Martha von Sabinin (Marfa Stefanovna Sabinina, 1831–1892)

Martha von Sabinin or Marfa Sabinina was born in Copenhagen in 1831 as the daughter of a Russian Orthodox priest. In 1837, Stefan Sabinin was appointed confessor to Grand Duchess Mariya Pavlovna in Weimar. Marfa had inherited her musicality from her mother and took her first piano lessons with Gustav Kellner and Ulrike Wolf in Weimar. From 1841, she regularly attended concerts, and from 1843 also the gatherings of a Choral Society.

Her piano teacher had by now become the organist Johann Gottlob Zöpfer, who also taught her music theory. Between 28th May and 10th July 1850, Marfa Sabinina took piano lessons with Clara Schumann in Leipzig, and between November 1850 and March 1851 in Düsseldorf. There, she also sang in the Choral Singing Society, directed by Schumann, played for the first time in a public concert (on 6th February 1851, Clara Schumann’s pupils Martha von Sabinin, Nanette Falk and Karoline Dupré performed one of Bach’s concertos for three pianos), took singing lessons with Sophie Schloß, and also theory lessons with Julius Tausch. After her return to Weimar, she formed a singing quartet in the autumn of 1851, which then became her private choir.
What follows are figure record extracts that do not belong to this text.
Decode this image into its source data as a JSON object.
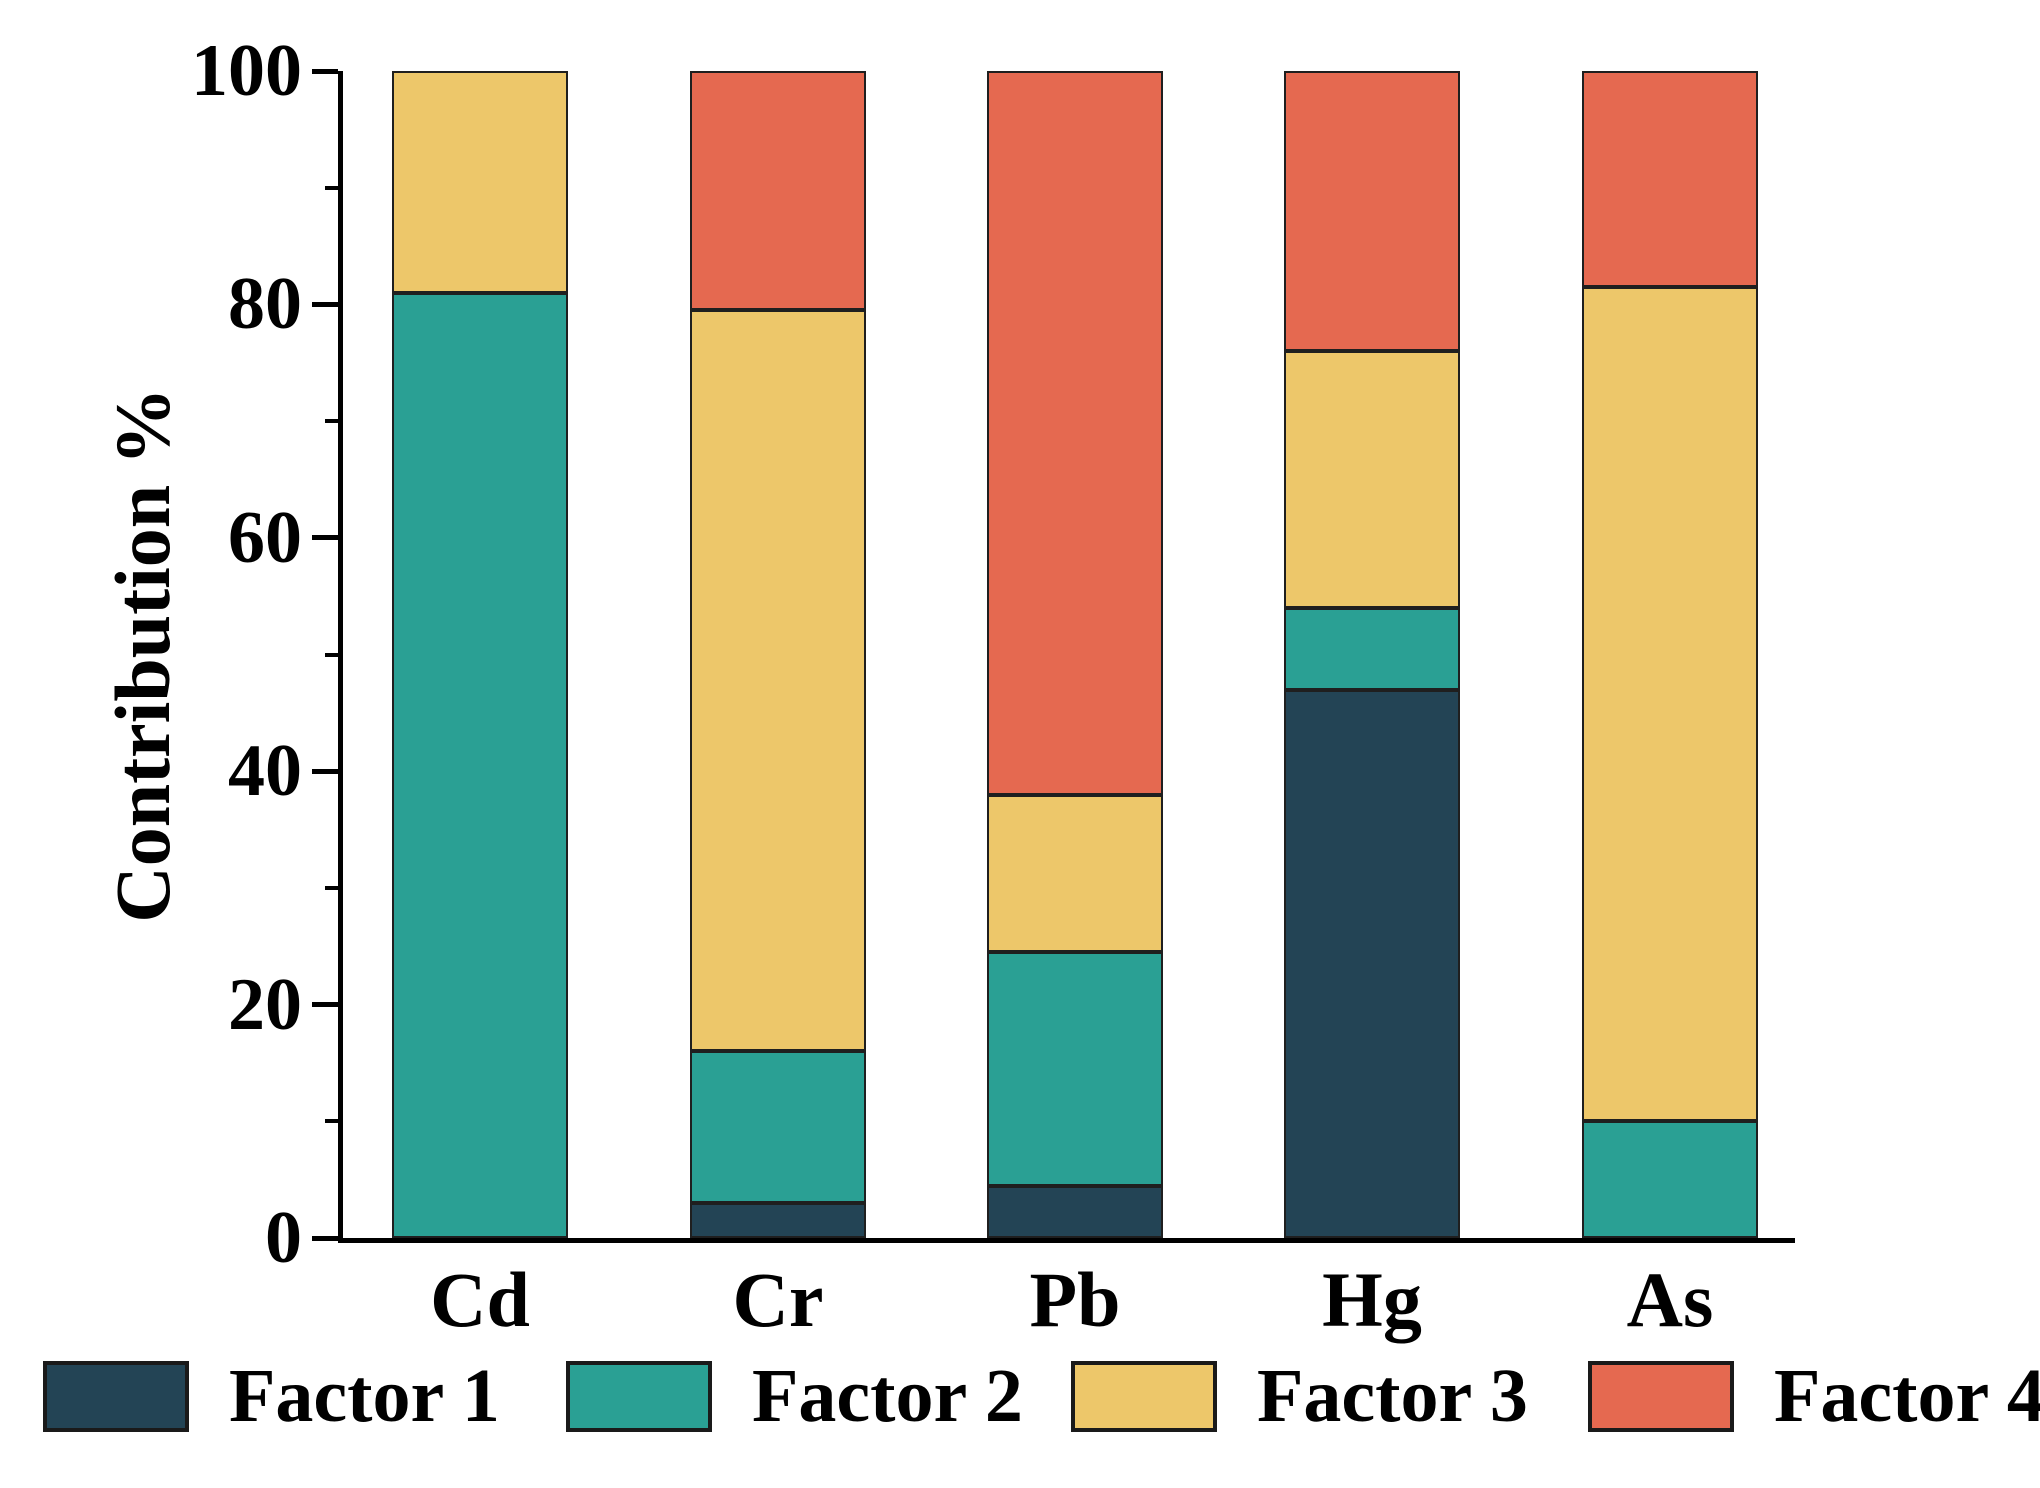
{
  "chart_data": {
    "type": "bar",
    "stacked": true,
    "orientation": "vertical",
    "title": "",
    "xlabel": "",
    "ylabel": "Contribution %",
    "categories": [
      "Cd",
      "Cr",
      "Pb",
      "Hg",
      "As"
    ],
    "series": [
      {
        "name": "Factor 1",
        "color": "#234455",
        "values": [
          0,
          3,
          4.5,
          47,
          0
        ]
      },
      {
        "name": "Factor 2",
        "color": "#2AA094",
        "values": [
          81,
          13,
          20,
          7,
          10
        ]
      },
      {
        "name": "Factor 3",
        "color": "#EDC76A",
        "values": [
          19,
          63.5,
          13.5,
          22,
          71.5
        ]
      },
      {
        "name": "Factor 4",
        "color": "#E56950",
        "values": [
          0,
          20.5,
          62,
          24,
          18.5
        ]
      }
    ],
    "ylim": [
      0,
      100
    ],
    "yticks_major": [
      0,
      20,
      40,
      60,
      80,
      100
    ],
    "ytick_labels": [
      "0",
      "20",
      "40",
      "60",
      "80",
      "100"
    ],
    "yticks_minor": [
      10,
      30,
      50,
      70,
      90
    ],
    "grid": false,
    "legend_position": "bottom",
    "bar_edge_color": "#1f1f1f",
    "axis_color": "#000000"
  }
}
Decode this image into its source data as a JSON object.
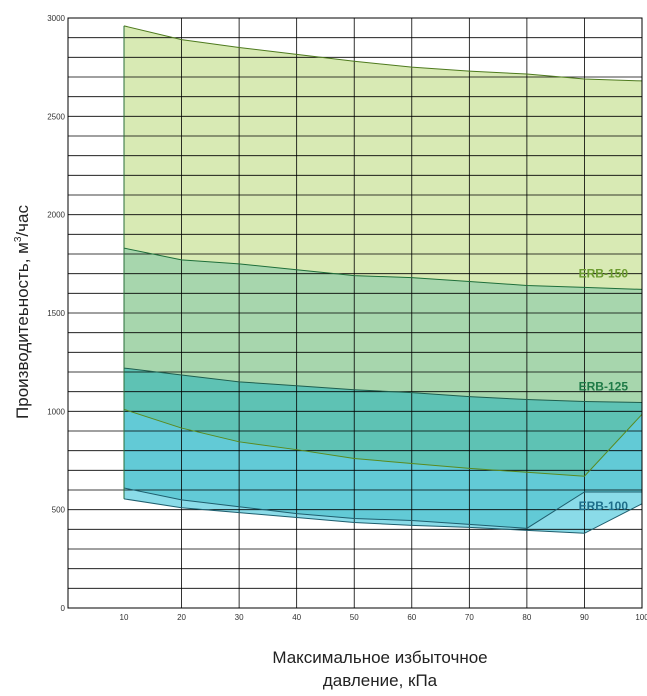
{
  "chart_data": {
    "type": "area",
    "title": "",
    "ylabel_main": "Производитеьность, м",
    "ylabel_sup": "3",
    "ylabel_tail": "/час",
    "xlabel_line1": "Максимальное избыточное",
    "xlabel_line2": "давление, кПа",
    "x_ticks": [
      10,
      20,
      30,
      40,
      50,
      60,
      70,
      80,
      90,
      100
    ],
    "x_tick_labels": [
      "10",
      "20",
      "30",
      "40",
      "50",
      "60",
      "70",
      "80",
      "90",
      "100"
    ],
    "y_ticks": [
      0,
      500,
      1000,
      1500,
      2000,
      2500,
      3000
    ],
    "y_tick_labels": [
      "0",
      "500",
      "1000",
      "1500",
      "2000",
      "2500",
      "3000"
    ],
    "xlim": [
      0,
      100
    ],
    "ylim": [
      0,
      3000
    ],
    "grid": true,
    "series": [
      {
        "name": "ERB-150",
        "color": "#d8eab4",
        "line_color": "#4e7a1e",
        "label_color": "#6a9a2e",
        "upper": {
          "x": [
            10,
            20,
            30,
            40,
            50,
            60,
            70,
            80,
            90,
            100
          ],
          "y": [
            2960,
            2890,
            2850,
            2815,
            2780,
            2750,
            2730,
            2715,
            2690,
            2680
          ]
        },
        "lower": {
          "x": [
            10,
            20,
            30,
            40,
            50,
            60,
            70,
            80,
            90,
            100
          ],
          "y": [
            1830,
            1770,
            1750,
            1720,
            1690,
            1680,
            1660,
            1640,
            1630,
            1620
          ]
        }
      },
      {
        "name": "ERB-125",
        "color": "#a7d6ad",
        "line_color": "#1e6e3a",
        "label_color": "#1e7a46",
        "upper": {
          "x": [
            10,
            20,
            30,
            40,
            50,
            60,
            70,
            80,
            90,
            100
          ],
          "y": [
            1830,
            1770,
            1750,
            1720,
            1690,
            1680,
            1660,
            1640,
            1630,
            1620
          ]
        },
        "lower": {
          "x": [
            10,
            20,
            30,
            40,
            50,
            60,
            70,
            80,
            90,
            100
          ],
          "y": [
            1220,
            1185,
            1150,
            1130,
            1110,
            1095,
            1075,
            1060,
            1050,
            1045
          ]
        }
      },
      {
        "name": "",
        "color": "#5ec2b4",
        "line_color": "#1e5e4e",
        "label_color": "",
        "upper": {
          "x": [
            10,
            20,
            30,
            40,
            50,
            60,
            70,
            80,
            90,
            100
          ],
          "y": [
            1220,
            1185,
            1150,
            1130,
            1110,
            1095,
            1075,
            1060,
            1050,
            1045
          ]
        },
        "lower": {
          "x": [
            10,
            20,
            30,
            40,
            50,
            60,
            70,
            80,
            90,
            100
          ],
          "y": [
            1010,
            915,
            845,
            805,
            760,
            735,
            710,
            690,
            670,
            985
          ]
        }
      },
      {
        "name": "",
        "color": "#62cad6",
        "line_color": "#5a8a1e",
        "label_color": "",
        "upper": {
          "x": [
            10,
            20,
            30,
            40,
            50,
            60,
            70,
            80,
            90,
            100
          ],
          "y": [
            1010,
            915,
            845,
            805,
            760,
            735,
            710,
            690,
            670,
            985
          ]
        },
        "lower": {
          "x": [
            10,
            20,
            30,
            40,
            50,
            60,
            70,
            80,
            90,
            100
          ],
          "y": [
            610,
            550,
            515,
            480,
            455,
            445,
            425,
            405,
            590,
            590
          ]
        }
      },
      {
        "name": "ERB-100",
        "color": "#8adbe8",
        "line_color": "#1e5e6e",
        "label_color": "#1e6e8a",
        "upper": {
          "x": [
            10,
            20,
            30,
            40,
            50,
            60,
            70,
            80,
            90,
            100
          ],
          "y": [
            610,
            550,
            515,
            480,
            455,
            445,
            425,
            405,
            590,
            590
          ]
        },
        "lower": {
          "x": [
            10,
            20,
            30,
            40,
            50,
            60,
            70,
            80,
            90,
            100
          ],
          "y": [
            555,
            510,
            485,
            460,
            435,
            420,
            410,
            395,
            380,
            530
          ]
        }
      }
    ]
  }
}
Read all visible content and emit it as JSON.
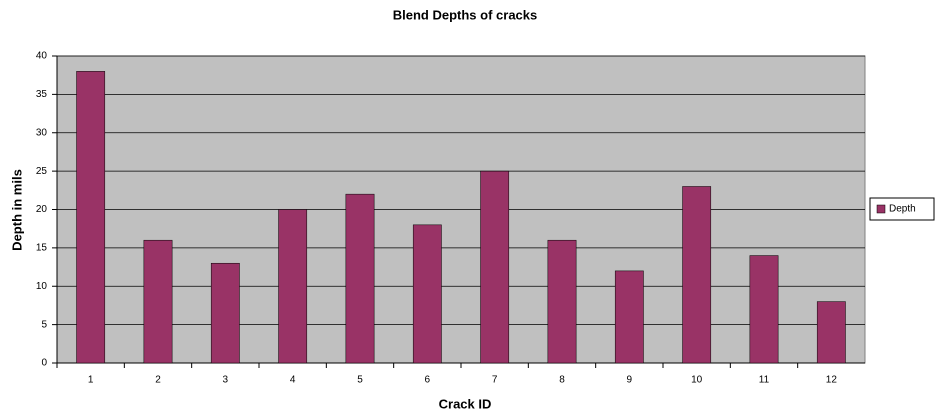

Between 1853 and 1860, the talented pianist was taught by Franz Liszt. Liszt played four hands with her, let her conduct his correspondence from time to time, spoke with her about his compositions, and passed some of his pupils on to her. When she began to compose in the second half of the 1850s, the master reviewed her works before they were sent to a publisher. In 1853, Marfa Sabinina was appointed Court Pianist to Grand Duchess Sophie, and at the beginning of 1854, the Grand Duchess offered her the position of music teacher at her Sophie Foundation, a secondary school for girls. At the end of 1855, Marfa Sabinina went on her first concert trip to Russia. In 1860, she was called to St Petersburg and appointed music teacher to Princess Mariya Aleksandrovna. This meant the end of a concert career for which she had prepared for so many years.

Marfa Sabinina was employed at the Court of the Russian Tsar until 1868. Between 1866 and 1868, she was involved in the founding of the Russian section of the Red Cross, and after her period of service at Court had expired, she moved with a friend to the Crimea. There, she devoted herself to charitable and pastoral activities. After the murder of her mother and her four sisters in 1892, she retreated and died after a serious illness in December 1892.

Marfa Sabinina left some interesting notes about her meeting with Clara and Robert Schumann, which were first published in German by Olga Lossewa in 1997 (O.L.: “Marfa Sabinina und ihre Erinnerungen an Clara und Robert Schumann”, in: Schumann Studien, Sinzig, 1997, pp. 195. -224; the biographical information is taken from this essay).